Earlier this month, the government of Chile announced that it would nationalize the country’s lithium industry.
As a reminder, Chile is the world’s second-largest producer of the metal. It also hosts the largest lithium resources in the world.
So this is a significant move, and a big deal for the lithium market.
The official reason for the nationalization is… unsurprising. The government wants to “boost its economy and protect its environment.”
We’re not surprised that the government of Chile feels like it could benefit from nationalizing one of the most in-demand metals in the world.
Lithium has been in the news for years as the metal critical for the electric-vehicle revolution and the global transition toward clean energy.
So what happens next?
Chile Follows Mexico’s Faulty Decision
Chile isn’t the first country to nationalize lithium.
Back in 2022, Mexico announced that it would nationalize the country’s lithium reserves, which at the time were the 10th largest in the world.
We wrote about it earlier this year and outlined these consequences of the Mexican government’s move:
First, Mexico will not be a desirable trading partner for its Western counterparties, such as the US and Canada. An abrupt nationalization could go against international trade and investing laws. Lawsuits from the companies that are already present there would follow and haunt the country’s lithium industry for years.
Second, the newly created state-owned company may be slow to respond to market conditions. Unlike its nimble privately owned peers, this government-owned conglomerate may be inefficient and unprofitable.
This would undermine the whole purpose of nationalization: to create a viable industry that would supply the government of Mexico with steady cash flow.
Third, the global lithium shortage would only become worse because of the potential production delays from Mexico.
And fourth, this move benefits US- and Canada-owned lithium miners.
A Reuters analysis echoes our points. And it confirmed our expectation that Mexico’s nationalization of its lithium reserves would hurt the global supply-demand balance.
The reason for that is that lithium in Mexico is found in clay soils… and the government doesn’t quite have the technology to mine it:
To date, no commercial-scale lithium extraction from clay soils has been deployed, meaning the Mexican deposits will likely require new technology, extra investment and perhaps on-site processing plants.
To an extent, the nationalized lithium reserves are now “trapped.”
The same could happen in Chile.
After a Weakness, Lithium Price Could Get a Boost
Lithium price has weakened by about 34% over the past 12 months.

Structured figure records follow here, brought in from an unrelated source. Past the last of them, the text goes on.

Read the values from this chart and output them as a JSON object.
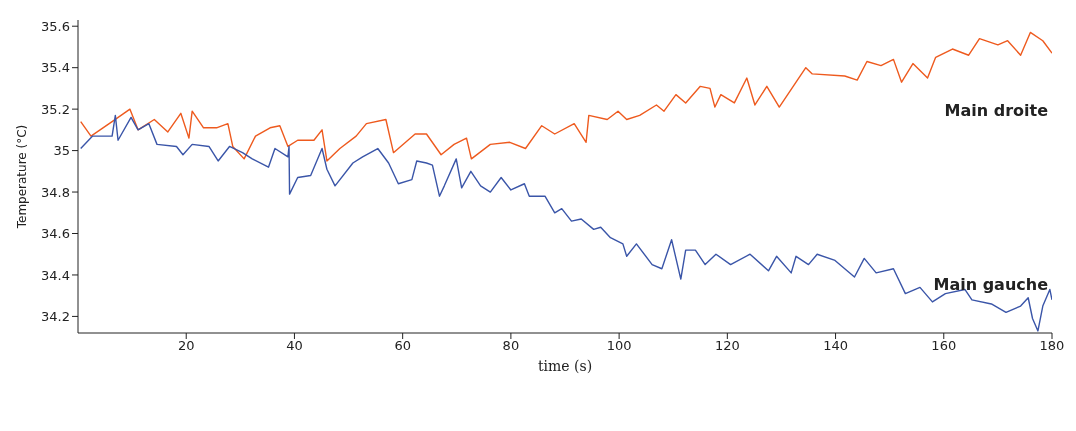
{
  "chart_data": {
    "type": "line",
    "xlabel": "time (s)",
    "ylabel": "Temperature (°C)",
    "xlim": [
      0,
      180
    ],
    "xticks": [
      20,
      40,
      60,
      80,
      100,
      120,
      140,
      160,
      180
    ],
    "ylim": [
      34.12,
      35.63
    ],
    "yticks": [
      34.2,
      34.4,
      34.6,
      34.8,
      35,
      35.2,
      35.4,
      35.6
    ],
    "grid": false,
    "legend": false,
    "marker": "none",
    "line_style": "solid",
    "series": [
      {
        "name": "Main droite",
        "color": "#ee5a1e",
        "x": [
          0.5,
          2.4,
          6.3,
          9.6,
          11.1,
          14.1,
          16.6,
          19.0,
          20.5,
          21.1,
          23.2,
          25.6,
          27.7,
          28.6,
          30.7,
          32.8,
          35.5,
          37.3,
          38.8,
          40.6,
          43.6,
          45.1,
          46.0,
          48.4,
          51.4,
          53.3,
          56.9,
          58.3,
          62.3,
          64.4,
          67.1,
          69.5,
          71.8,
          72.7,
          76.2,
          79.8,
          82.7,
          85.7,
          88.1,
          91.7,
          93.9,
          94.4,
          97.8,
          99.8,
          101.4,
          103.8,
          106.9,
          108.3,
          110.5,
          112.3,
          115.0,
          116.8,
          117.7,
          118.8,
          121.3,
          123.6,
          125.1,
          127.3,
          129.6,
          132.7,
          134.5,
          135.7,
          141.7,
          144.0,
          145.8,
          148.4,
          150.7,
          152.2,
          154.3,
          157.0,
          158.5,
          161.6,
          164.6,
          166.6,
          170.0,
          171.8,
          174.2,
          176.0,
          178.3,
          180.0
        ],
        "values": [
          35.14,
          35.07,
          35.14,
          35.2,
          35.1,
          35.15,
          35.09,
          35.18,
          35.06,
          35.19,
          35.11,
          35.11,
          35.13,
          35.02,
          34.96,
          35.07,
          35.11,
          35.12,
          35.02,
          35.05,
          35.05,
          35.1,
          34.95,
          35.01,
          35.07,
          35.13,
          35.15,
          34.99,
          35.08,
          35.08,
          34.98,
          35.03,
          35.06,
          34.96,
          35.03,
          35.04,
          35.01,
          35.12,
          35.08,
          35.13,
          35.04,
          35.17,
          35.15,
          35.19,
          35.15,
          35.17,
          35.22,
          35.19,
          35.27,
          35.23,
          35.31,
          35.3,
          35.21,
          35.27,
          35.23,
          35.35,
          35.22,
          35.31,
          35.21,
          35.33,
          35.4,
          35.37,
          35.36,
          35.34,
          35.43,
          35.41,
          35.44,
          35.33,
          35.42,
          35.35,
          35.45,
          35.49,
          35.46,
          35.54,
          35.51,
          35.53,
          35.46,
          35.57,
          35.53,
          35.47
        ]
      },
      {
        "name": "Main gauche",
        "color": "#3a55a8",
        "x": [
          0.5,
          2.7,
          6.3,
          6.9,
          7.4,
          9.8,
          11.1,
          13.1,
          14.6,
          18.2,
          19.4,
          21.1,
          24.2,
          25.9,
          28.0,
          30.4,
          32.2,
          35.2,
          36.4,
          38.8,
          39.0,
          39.1,
          40.6,
          43.0,
          45.1,
          46.0,
          47.5,
          50.8,
          52.6,
          55.4,
          57.4,
          59.2,
          61.7,
          62.6,
          64.4,
          65.5,
          66.8,
          67.7,
          69.9,
          70.9,
          72.6,
          74.4,
          76.2,
          78.2,
          80.0,
          82.5,
          83.4,
          86.3,
          88.1,
          89.4,
          91.2,
          93.0,
          95.3,
          96.6,
          98.4,
          100.7,
          101.4,
          103.2,
          106.1,
          107.9,
          109.7,
          111.4,
          112.3,
          114.1,
          115.9,
          117.9,
          120.6,
          124.2,
          127.6,
          129.1,
          131.8,
          132.7,
          135.0,
          136.6,
          139.9,
          143.5,
          145.3,
          147.5,
          150.7,
          152.9,
          155.6,
          157.9,
          160.3,
          163.9,
          165.2,
          168.8,
          171.5,
          174.2,
          175.6,
          176.4,
          177.4,
          178.3,
          179.6,
          180.0
        ],
        "values": [
          35.01,
          35.07,
          35.07,
          35.17,
          35.05,
          35.16,
          35.1,
          35.13,
          35.03,
          35.02,
          34.98,
          35.03,
          35.02,
          34.95,
          35.02,
          34.99,
          34.96,
          34.92,
          35.01,
          34.97,
          35.02,
          34.79,
          34.87,
          34.88,
          35.01,
          34.91,
          34.83,
          34.94,
          34.97,
          35.01,
          34.94,
          34.84,
          34.86,
          34.95,
          34.94,
          34.93,
          34.78,
          34.83,
          34.96,
          34.82,
          34.9,
          34.83,
          34.8,
          34.87,
          34.81,
          34.84,
          34.78,
          34.78,
          34.7,
          34.72,
          34.66,
          34.67,
          34.62,
          34.63,
          34.58,
          34.55,
          34.49,
          34.55,
          34.45,
          34.43,
          34.57,
          34.38,
          34.52,
          34.52,
          34.45,
          34.5,
          34.45,
          34.5,
          34.42,
          34.49,
          34.41,
          34.49,
          34.45,
          34.5,
          34.47,
          34.39,
          34.48,
          34.41,
          34.43,
          34.31,
          34.34,
          34.27,
          34.31,
          34.33,
          34.28,
          34.26,
          34.22,
          34.25,
          34.29,
          34.19,
          34.13,
          34.25,
          34.33,
          34.28
        ]
      }
    ]
  }
}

We see it as an opportunity.
Chile is the world’s second-largest producer of the metal, and now the supply of lithium from the country to the global market could be limited.
Government-owned companies aren’t as efficient as their private counterparts. And governments that play with nationalization lose their status as a reliable investment jurisdiction.
As a result, we predict three outcomes.
First, Chile’s supply of lithium from its existing mines could decline.
Second, new projects will be developed slower and with little capital available. Foreign investors will shun the country that has shown to be willing to take away their rights to develop and produce lithium.
Third, much like Mexico, Chile has just become a second-rate investment jurisdiction.
This plays directly in the hands of lithium mining companies based elsewhere. Namely, in safer and friendlier jurisdictions such as Canada.
Canada-based lithium miners should be on every investor’s radar now.